The models looked at a particular feature of Venus’s atmosphere: the abundance of sulfur dioxide (SO2). On Earth, most of the sulfur dioxide in the atmosphere comes from volcanic emissions. On Venus, sulfur dioxide (SO2) levels are high at the bottom of the clouds, but somehow the atmosphere absorbs it.
“If there is life, it must be affecting the chemistry of the atmosphere,” says co-author Dr Oliver Shorttel, from the Department of Earth Sciences and the Cambridge Institute of Astronomy. “Could it be that life has reduced sulfur dioxide levels on Venus. So much?” he asks.
The models, developed by Jordan, include a list of metabolic reactions that life forms can undertake to obtain their “food” as well as waste by-products. The researchers ran the model to see if the decrease in sulfur dioxide levels could be explained by these metabolic reactions.
They found that metabolic reactions can lead to a decrease in sulfur dioxide levels, but only by producing other molecules in quantities that are too large to be seen.
The results put a strict limit on how much life could exist on Venus without compromising our understanding of how chemical reactions work in planetary atmospheres.
“If life was responsible for the levels of sulfur dioxide we see on Venus, it would also shatter everything we know about Venus’s atmospheric chemistry,” Jordan says. “We wanted life to be a possible explanation, but when we ran the models, it’s not a viable solution. But if life is not responsible for what we see on Venus, there is still a problem to be solved: there is a lot of strange chemistry to follow.”
Although there is no evidence that sulfur-eating life lurks in the clouds of Venus, the researchers say their method of analyzing atmospheric signals will be of value when the JWST, the successor to the Hubble telescope, begins returning images of other planetary systems later in this year. general.
It’s easy to see some of the sulfur particles in the current study with JWST, so learning more about the chemical behavior of our next door neighbor could help scientists understand similar planets across the galaxy.

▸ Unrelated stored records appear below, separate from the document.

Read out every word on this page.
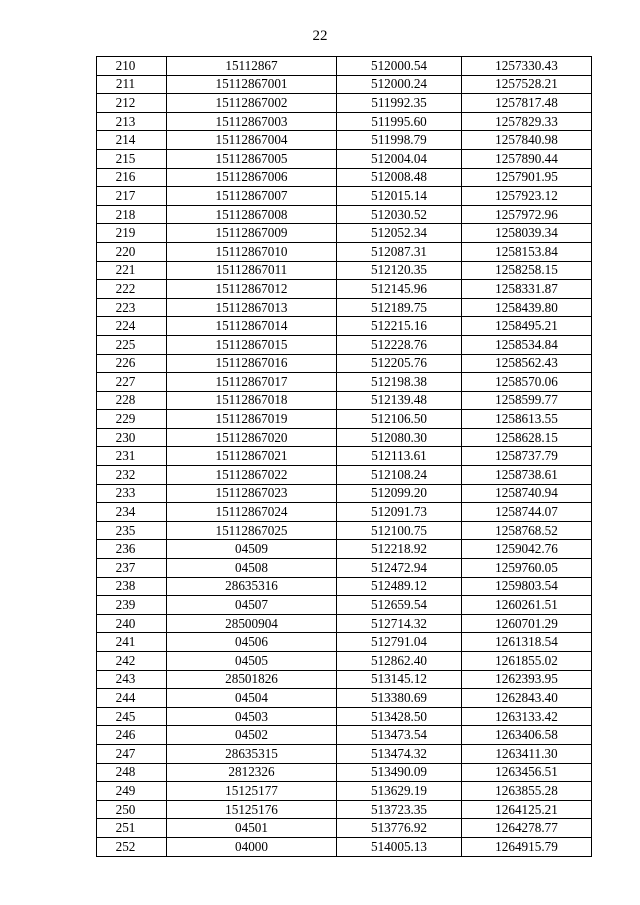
22
210	15112867	512000.54	1257330.43
211	15112867001	512000.24	1257528.21
212	15112867002	511992.35	1257817.48
213	15112867003	511995.60	1257829.33
214	15112867004	511998.79	1257840.98
215	15112867005	512004.04	1257890.44
216	15112867006	512008.48	1257901.95
217	15112867007	512015.14	1257923.12
218	15112867008	512030.52	1257972.96
219	15112867009	512052.34	1258039.34
220	15112867010	512087.31	1258153.84
221	15112867011	512120.35	1258258.15
222	15112867012	512145.96	1258331.87
223	15112867013	512189.75	1258439.80
224	15112867014	512215.16	1258495.21
225	15112867015	512228.76	1258534.84
226	15112867016	512205.76	1258562.43
227	15112867017	512198.38	1258570.06
228	15112867018	512139.48	1258599.77
229	15112867019	512106.50	1258613.55
230	15112867020	512080.30	1258628.15
231	15112867021	512113.61	1258737.79
232	15112867022	512108.24	1258738.61
233	15112867023	512099.20	1258740.94
234	15112867024	512091.73	1258744.07
235	15112867025	512100.75	1258768.52
236	04509	512218.92	1259042.76
237	04508	512472.94	1259760.05
238	28635316	512489.12	1259803.54
239	04507	512659.54	1260261.51
240	28500904	512714.32	1260701.29
241	04506	512791.04	1261318.54
242	04505	512862.40	1261855.02
243	28501826	513145.12	1262393.95
244	04504	513380.69	1262843.40
245	04503	513428.50	1263133.42
246	04502	513473.54	1263406.58
247	28635315	513474.32	1263411.30
248	2812326	513490.09	1263456.51
249	15125177	513629.19	1263855.28
250	15125176	513723.35	1264125.21
251	04501	513776.92	1264278.77
252	04000	514005.13	1264915.79
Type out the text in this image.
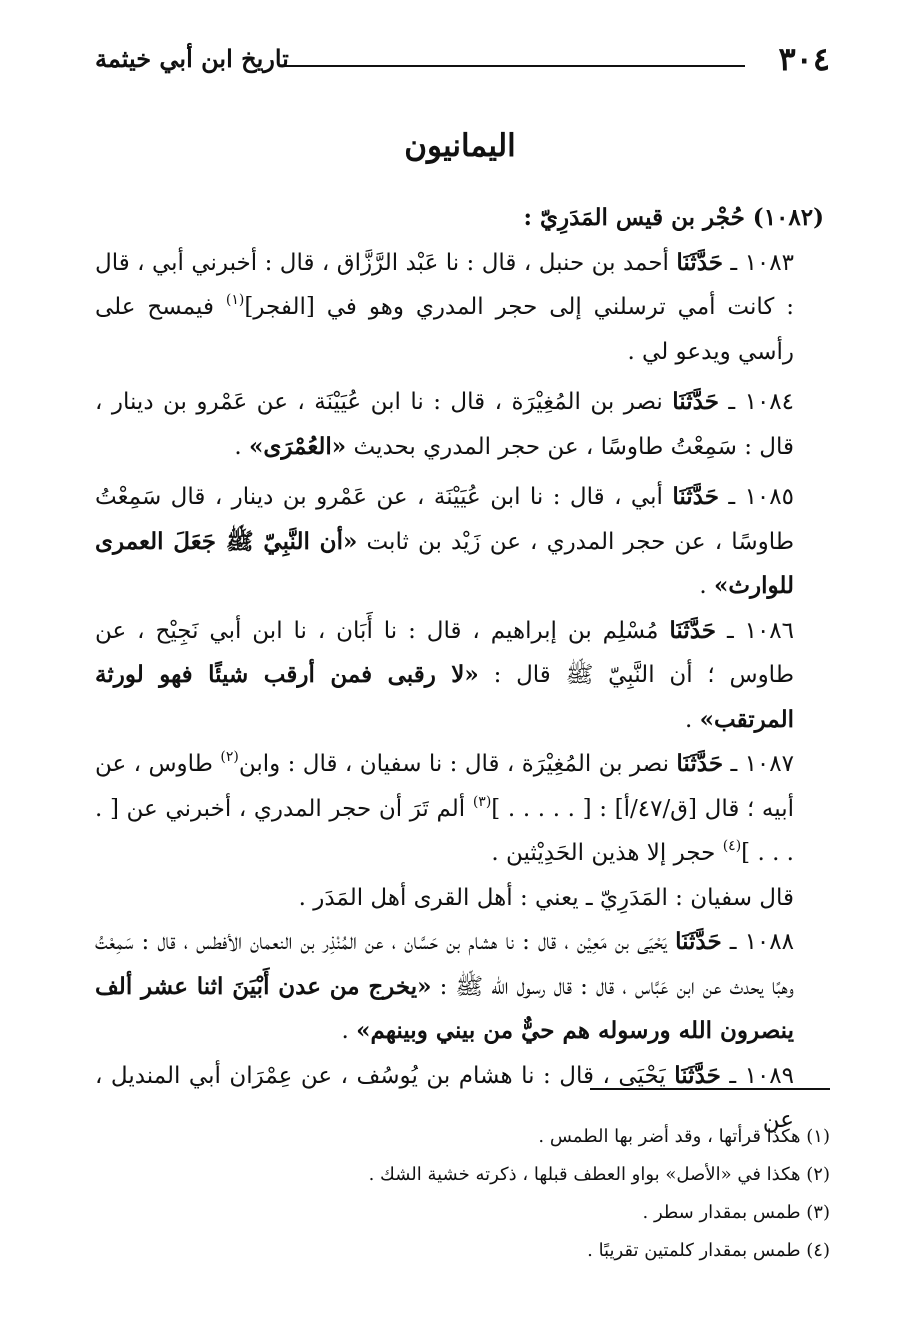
٣٠٤
تاريخ ابن أبي خيثمة
اليمانيون

(١٠٨٢) حُجْر بن قيس المَدَرِيّ :

١٠٨٣ ـ حَدَّثَنَا أحمد بن حنبل ، قال : نا عَبْد الرَّزَّاق ، قال : أخبرني أبي ، قال : كانت أمي ترسلني إلى حجر المدري وهو في [الفجر]$^{(١)}$ فيمسح على رأسي ويدعو لي .

١٠٨٤ ـ حَدَّثَنَا نصر بن المُغِيْرَة ، قال : نا ابن عُيَيْنَة ، عن عَمْرو بن دينار ، قال : سَمِعْتُ طاوسًا ، عن حجر المدري بحديث «العُمْرَى» .

١٠٨٥ ـ حَدَّثَنَا أبي ، قال : نا ابن عُيَيْنَة ، عن عَمْرو بن دينار ، قال سَمِعْتُ طاوسًا ، عن حجر المدري ، عن زَيْد بن ثابت «أن النَّبِيّ ﷺ جَعَلَ العمرى للوارث» .

١٠٨٦ ـ حَدَّثَنَا مُسْلِم بن إبراهيم ، قال : نا أَبَان ، نا ابن أبي نَجِيْح ، عن طاوس ؛ أن النَّبِيّ ﷺ قال : «لا رقبى فمن أرقب شيئًا فهو لورثة المرتقب» .

١٠٨٧ ـ حَدَّثَنَا نصر بن المُغِيْرَة ، قال : نا سفيان ، قال : وابن$^{(٢)}$ طاوس ، عن أبيه ؛ قال [ق/٤٧/أ] : [ . . . . . ]$^{(٣)}$ ألم تَرَ أن حجر المدري ، أخبرني عن [ . . . . ]$^{(٤)}$ حجر إلا هذين الحَدِيْثين .

قال سفيان : المَدَرِيّ ـ يعني : أهل القرى أهل المَدَر .

١٠٨٨ ـ حَدَّثَنَا يَحْيَى بن مَعِيْن ، قال : نا هشام بن حَسَّان ، عن المُنْذِر بن النعمان الأفطس ، قال : سَمِعْتُ وهبًا يحدث عن ابن عَبَّاس ، قال : قال رسول الله ﷺ : «يخرج من عدن أَبْيَنَ اثنا عشر ألف ينصرون الله ورسوله هم حيٌّ من بيني وبينهم» .

١٠٨٩ ـ حَدَّثَنَا يَحْيَى ، قال : نا هشام بن يُوسُف ، عن عِمْرَان أبي المنديل ، عن

(١) هكذا قرأتها ، وقد أضر بها الطمس .
(٢) هكذا في «الأصل» بواو العطف قبلها ، ذكرته خشية الشك .
(٣) طمس بمقدار سطر .
(٤) طمس بمقدار كلمتين تقريبًا .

“To understand why some planets survive, we need to understand why other planets die,” Shorttel said. “If life somehow managed to infiltrate the clouds of Venus, it would completely change the way we look for chemical signs of life.”
“Even if our own Venus dies, it’s possible that Venus-like planets in other systems could support life. We can take what we’ve learned here and apply it to exoplanet systems: that’s just the beginning,” says Rimmer, who also belongs to the Cavendish Laboratory in Cambridge.